I start the conclusion of this chapter with a brief passage from Foucault's later work on subjectivity. In About the Beginning of the Hermeneutics of the Self, Foucault discusses what he describes as techniques of the self. These techniques enable individuals to create 'by their own means, a certain number of operations on their own bodies, on their own souls, on their own thoughts, on their own conduct…so as to transform themselves.'  The transformative property described in Foucault’s techniques of the self is what I argue for here: D/s or S/m practitioners in relationships or scenarios that promote alternative sexuality and/or gender identities.
             
This paper is titled after Munoz's disidentification in part because because normative sexual practices are incommensurable with the alternative sexuality/gender identities generated via S/m and D/s relationships.
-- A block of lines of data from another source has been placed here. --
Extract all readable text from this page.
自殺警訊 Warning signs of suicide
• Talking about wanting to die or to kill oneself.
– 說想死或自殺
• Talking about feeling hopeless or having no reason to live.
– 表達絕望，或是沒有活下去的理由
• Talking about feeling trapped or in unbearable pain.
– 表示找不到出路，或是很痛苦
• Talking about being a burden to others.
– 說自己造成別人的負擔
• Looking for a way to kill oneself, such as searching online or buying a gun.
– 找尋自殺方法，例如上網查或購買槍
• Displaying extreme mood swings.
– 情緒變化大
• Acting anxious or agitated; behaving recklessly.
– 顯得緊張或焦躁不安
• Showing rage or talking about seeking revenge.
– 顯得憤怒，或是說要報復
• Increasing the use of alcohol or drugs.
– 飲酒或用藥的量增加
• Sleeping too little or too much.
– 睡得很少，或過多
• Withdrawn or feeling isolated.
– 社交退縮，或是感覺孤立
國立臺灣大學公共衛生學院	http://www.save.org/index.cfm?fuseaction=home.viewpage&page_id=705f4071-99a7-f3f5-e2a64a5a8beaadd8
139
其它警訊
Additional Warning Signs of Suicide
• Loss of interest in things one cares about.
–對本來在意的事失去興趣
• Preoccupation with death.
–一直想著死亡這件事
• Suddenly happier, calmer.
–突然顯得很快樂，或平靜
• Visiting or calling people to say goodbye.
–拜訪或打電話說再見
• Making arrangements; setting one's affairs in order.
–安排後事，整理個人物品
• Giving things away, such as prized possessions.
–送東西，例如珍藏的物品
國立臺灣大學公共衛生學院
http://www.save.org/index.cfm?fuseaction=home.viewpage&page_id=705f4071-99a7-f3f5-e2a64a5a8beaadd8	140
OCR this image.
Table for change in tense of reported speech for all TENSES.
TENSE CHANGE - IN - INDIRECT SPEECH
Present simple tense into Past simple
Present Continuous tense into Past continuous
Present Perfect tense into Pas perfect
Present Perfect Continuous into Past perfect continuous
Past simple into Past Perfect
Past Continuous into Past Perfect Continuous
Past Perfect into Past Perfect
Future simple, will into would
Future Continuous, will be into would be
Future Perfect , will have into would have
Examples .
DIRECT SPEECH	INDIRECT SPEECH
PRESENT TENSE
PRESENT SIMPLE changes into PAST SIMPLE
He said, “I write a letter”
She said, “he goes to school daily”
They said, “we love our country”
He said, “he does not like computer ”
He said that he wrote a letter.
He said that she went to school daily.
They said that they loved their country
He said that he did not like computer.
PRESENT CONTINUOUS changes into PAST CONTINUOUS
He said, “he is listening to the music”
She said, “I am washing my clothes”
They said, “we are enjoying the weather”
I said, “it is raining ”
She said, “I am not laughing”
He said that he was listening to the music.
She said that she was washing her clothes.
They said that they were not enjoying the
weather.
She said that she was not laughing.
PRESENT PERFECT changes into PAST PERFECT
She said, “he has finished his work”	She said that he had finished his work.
Contra the 'pasty normal' cited by Munoz, alternative sexuality/gender identities more closely resemble, pathologization notwithstanding, the deviant sexualities and taboo fantasies referenced by West. These counterpublic identifications are, however, not based on shame, but rather provide practitioners with a subcultural framework to negotiate, form, and develop alternative identifications that transgress sociocultural expectations based on ability, age, class, ethnicity, gender, religion or sexuality. The genesis of the identifications undertaken by individuals represent techniques to transform their own bodies, their own thoughts, their own conduct, to transform themselves.

S/m or D/s representations of disidentification subvert sexuality and gender paradigms. S/m scenarios provide a spatio-temporal context that makes possible the bracketing out of demographic categorizations of ability, age, class, gender, race, and sexual orientation. This does not mean the real experiences of people oppressed through social vectors of power is nullified; rather, it is the opportunity, as Bauer states, to choose and negotiate our roles regardless of embodiment and social status. These alternative sexuality and gender identities often garner utility for practitioners through transgressing one’s limits, gaining insight into one’s true self, developing affirming relationships, and promoting personal growth by contravening normative narratives. This is exemplary of Foucault’s techniques of the self and operations on one’s own body, thoughts, soul, and conduct, enabling new possibilities of pleasure through self-transformation.